The tall, dark and handsome idiot came out of nowhere. I had a second or two to a good look at him before the accident occurred.

But seriously. He did. He was like a migraine. Nothing there one moment and then- poof! Random person in the way of my fortunately-not-speeding bike. Of course he got knocked down.

I want you to understand something, I generally don’t go around hitting people with my motorcycle. Well, not every time. that one time with Steven was totally understandable, I was having a tough week. So hitting the fellow who probably had only one brain cell in that head of his was a bit of a new experience for me.

I got off the bike, knelt beside him to feel his pulse. Luckily for me, he was alive. It wasn’t really a hit, more like a brushing. 

“Hello sir?” “Can you hear me?”

The idiot just kept staring at me. Then he cracked a smile. And mumbled some nonsense.

“Sir? Can you speak out? I can’t hear you” more mumbling. I brought my head closer to hear what was been said. The scene was so melodramatic, I half expected rainfall and Indian people dancing on the streets. What? I have an active imagination!

“I said” a deep intake of breath “can I have your number?”

Of all the things in the world! I was so shocked it took me a minute to recognize the background noise threatening to split my eardrums as the melancholic wail of an ambulance siren. Someone must have called 911 and I know I didn’t do it. From the look of things, I don’t think he did either. Nice to know there are still some good Samaritans in this country.

“Seriously. I’d like to see you again. Preferably soon.” His voice was stronger. He was probably fine, no problem. I tore out a sheet of paper and scribbled my number on it. I have no idea why I did that- but boy, am I glad I did.

The paramedics came and the rest of the morning was lost in a whirl of questions and paperwork as he was taken to a hospital and policemen interrogated me to find out what happened. Of course I told them it was  simple accident and since no major damage was done, I was let off with a stiff warning.
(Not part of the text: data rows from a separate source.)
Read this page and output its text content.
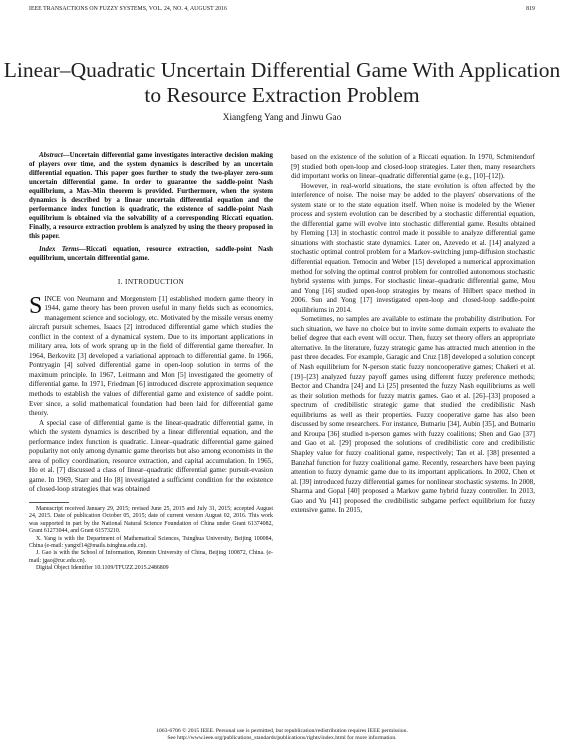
IEEE TRANSACTIONS ON FUZZY SYSTEMS, VOL. 24, NO. 4, AUGUST 2016	819
Linear–Quadratic Uncertain Differential Game With Application to Resource Extraction Problem
Xiangfeng Yang and Jinwu Gao

Abstract—Uncertain differential game investigates interactive decision making of players over time, and the system dynamics is described by an uncertain differential equation. This paper goes further to study the two-player zero-sum uncertain differential game. In order to guarantee the saddle-point Nash equilibrium, a Max–Min theorem is provided. Furthermore, when the system dynamics is described by a linear uncertain differential equation and the performance index function is quadratic, the existence of saddle-point Nash equilibrium is obtained via the solvability of a corresponding Riccati equation. Finally, a resource extraction problem is analyzed by using the theory proposed in this paper.

Index Terms—Riccati equation, resource extraction, saddle-point Nash equilibrium, uncertain differential game.

I. INTRODUCTION

SINCE von Neumann and Morgenstern [1] established modern game theory in 1944, game theory has been proven useful in many fields such as economics, management science and sociology, etc. Motivated by the missile versus enemy aircraft pursuit schemes, Isaacs [2] introduced differential game which studies the conflict in the context of a dynamical system. Due to its important applications in military area, lots of work sprang up in the field of differential game thereafter. In 1964, Berkovitz [3] developed a variational approach to differential game. In 1966, Pontryagin [4] solved differential game in open-loop solution in terms of the maximum principle. In 1967, Leitmann and Mon [5] investigated the geometry of differential game. In 1971, Friedman [6] introduced discrete approximation sequence methods to establish the values of differential game and existence of saddle point. Ever since, a solid mathematical foundation had been laid for differential game theory.

A special case of differential game is the linear-quadratic differential game, in which the system dynamics is described by a linear differential equation, and the performance index function is quadratic. Linear–quadratic differential game gained popularity not only among dynamic game theorists but also among economists in the area of policy coordination, resource extraction, and capital accumulation. In 1965, Ho et al. [7] discussed a class of linear–quadratic differential game: pursuit-evasion game. In 1969, Starr and Ho [8] investigated a sufficient condition for the existence of closed-loop strategies that was obtained

Manuscript received January 29, 2015; revised June 25, 2015 and July 31, 2015; accepted August 24, 2015. Date of publication October 05, 2015; date of current version August 02, 2016. This work was supported in part by the National Natural Science Foundation of China under Grant 61374082, Grant 61273044, and Grant 61573210.

X. Yang is with the Department of Mathematical Sciences, Tsinghua University, Beijing 100084, China (e-mail: yangxf14@mails.tsinghua.edu.cn).

J. Gao is with the School of Information, Renmin University of China, Beijing 100872, China. (e-mail: jgao@ruc.edu.cn).

Digital Object Identifier 10.1109/TFUZZ.2015.2486809

based on the existence of the solution of a Riccati equation. In 1970, Schmitendorf [9] studied both open-loop and closed-loop strategies. Later then, many researchers did important works on linear–quadratic differential game (e.g., [10]–[12]).

However, in real-world situations, the state evolution is often affected by the interference of noise. The noise may be added to the players' observations of the system state or to the state equation itself. When noise is modeled by the Wiener process and system evolution can be described by a stochastic differential equation, the differential game will evolve into stochastic differential game. Results obtained by Fleming [13] in stochastic control made it possible to analyze differential game situations with stochastic state dynamics. Later on, Azevedo et al. [14] analyzed a stochastic optimal control problem for a Markov-switching jump-diffusion stochastic differential equation. Temocin and Weber [15] developed a numerical approximation method for solving the optimal control problem for controlled autonomous stochastic hybrid systems with jumps. For stochastic linear–quadratic differential game, Mou and Yong [16] studied open-loop strategies by means of Hilbert space method in 2006. Sun and Yong [17] investigated open-loop and closed-loop saddle-point equilibriums in 2014.

Sometimes, no samples are available to estimate the probability distribution. For such situation, we have no choice but to invite some domain experts to evaluate the belief degree that each event will occur. Then, fuzzy set theory offers an appropriate alternative. In the literature, fuzzy strategic game has attracted much attention in the past three decades. For example, Garagic and Cruz [18] developed a solution concept of Nash equilibrium for N-person static fuzzy noncooperative games; Chakeri et al. [19]–[23] analyzed fuzzy payoff games using different fuzzy preference methods; Bector and Chandra [24] and Li [25] presented the fuzzy Nash equilibriums as well as their solution methods for fuzzy matrix games. Gao et al. [26]–[33] proposed a spectrum of credibilistic strategic game that studied the credibilistic Nash equilibriums as well as their properties. Fuzzy cooperative game has also been discussed by some researchers. For instance, Butnariu [34], Aubin [35], and Butnariu and Kroupa [36] studied n-person games with fuzzy coalitions; Shen and Gao [37] and Gao et al. [29] proposed the solutions of credibilistic core and credibilistic Shapley value for fuzzy coalitional game, respectively; Tan et al. [38] presented a Banzhaf function for fuzzy coalitional game. Recently, researchers have been paying attention to fuzzy dynamic game due to its important applications. In 2002, Chen et al. [39] introduced fuzzy differential games for nonlinear stochastic systems. In 2008, Sharma and Gopal [40] proposed a Markov game hybrid fuzzy controller. In 2013, Gao and Yu [41] proposed the credibilistic subgame perfect equilibrium for fuzzy extensive game. In 2015,

1063-6706 © 2015 IEEE. Personal use is permitted, but republication/redistribution requires IEEE permission.
See http://www.ieee.org/publications_standards/publications/rights/index.html for more information.
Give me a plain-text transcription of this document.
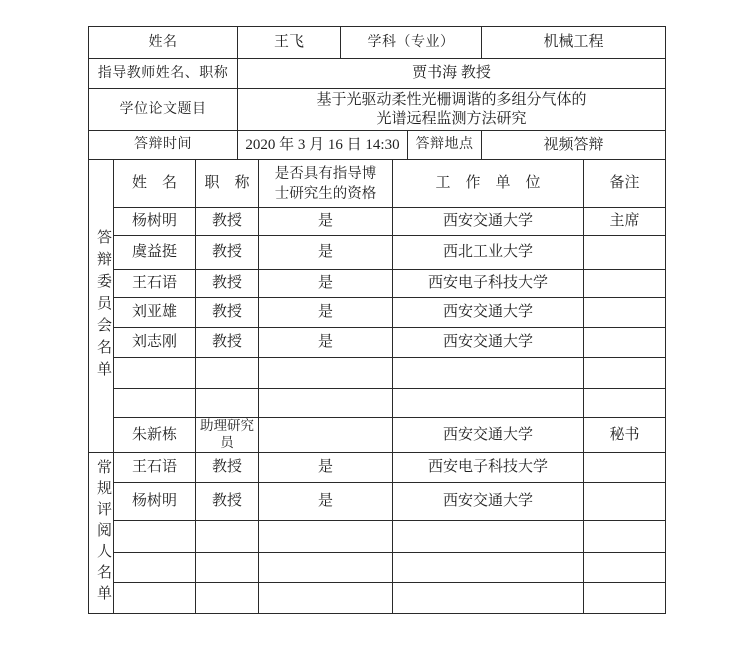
姓名	王飞	学科（专业）		机械工程
指导教师姓名、职称	贾书海 教授			
学位论文题目	基于光驱动柔性光栅调谐的多组分气体的
光谱远程监测方法研究			

答辩时间	2020 年 3 月 16 日 14:30		答辩地点	视频答辩
答辩委员会名单	姓　名	职　称	是否具有指导博士研究生的资格	工　作　单　位	备注
	杨树明	教授	是	西安交通大学	主席
	虞益挺	教授	是	西北工业大学	
	王石语	教授	是	西安电子科技大学	
	刘亚雄	教授	是	西安交通大学	
	刘志刚	教授	是	西安交通大学	

	朱新栋	助理研究员		西安交通大学	秘书

常规评阅人名单	王石语	教授	是	西安电子科技大学	
	杨树明	教授	是	西安交通大学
I had just gotten home and taken off my helmet. I was crossing the parlor on the way to the bathroom when my phone rang.


“Hi. I’m Ab.” (Pronounced “aibee” two syllables)

“Ab? I’m sorry, I don’t know anyone by that name. I think you have a wrong nu-”

“No wait! You knocked me down this morning!”

“Oh. You. Ab- that’s a weird name”

“It’s short for Abraham. What do you say to lunch around… Say 7:45?”

“It’s a few minutes after six.”

“Good. You’ll have an hour to get ready.”

“Ookay. So if I decide to see you by 7:45, where do we meet? Or are you psychic as well as annoying?”

Laughter breezed out softly from the other side. I decided I liked the sound of it. I also liked the way he was decisive and even slightly manipulative. Showed he was smart.

I like smart people.



“I said, you should text me your address and I’d come pick you up”

“Alright.” The line went dead and I quickly texted him my address. Then fretting over the amazingly stupid thing I had just done, I stalked off in a black mood to find something halfway decent to wear to a date. You know, in for a penny, in for a pound.
At exactly 7:45pm I heard a knock on my front door. Now understand, it’s not like I was waiting for or anticipating his arrival. And if my eyes happened to turn in the general direction of the clock in my parlor it was not because I was checking time. I had a totally attractive wall clock. Fantastic work of art. You can’t blame me for appreciating art now can you?
I opened the door and there he was, Mr. Roadkill, in the same office clothes I last saw him in. But they were neat and clean, and he had obviously made an attempt at grooming himself after our encounter.

He sucked in a lungful of air.


“I’m glad you knocked me down this morning. Come with me?” He offered his arm.

Wow, a gentleman too? Well you can’t expect me to say no, can you? I mean it would be totally rude, considering.

So I took his arm and we left, making our way to his car where it was parked, surrounded by the soft velvety darkness of night.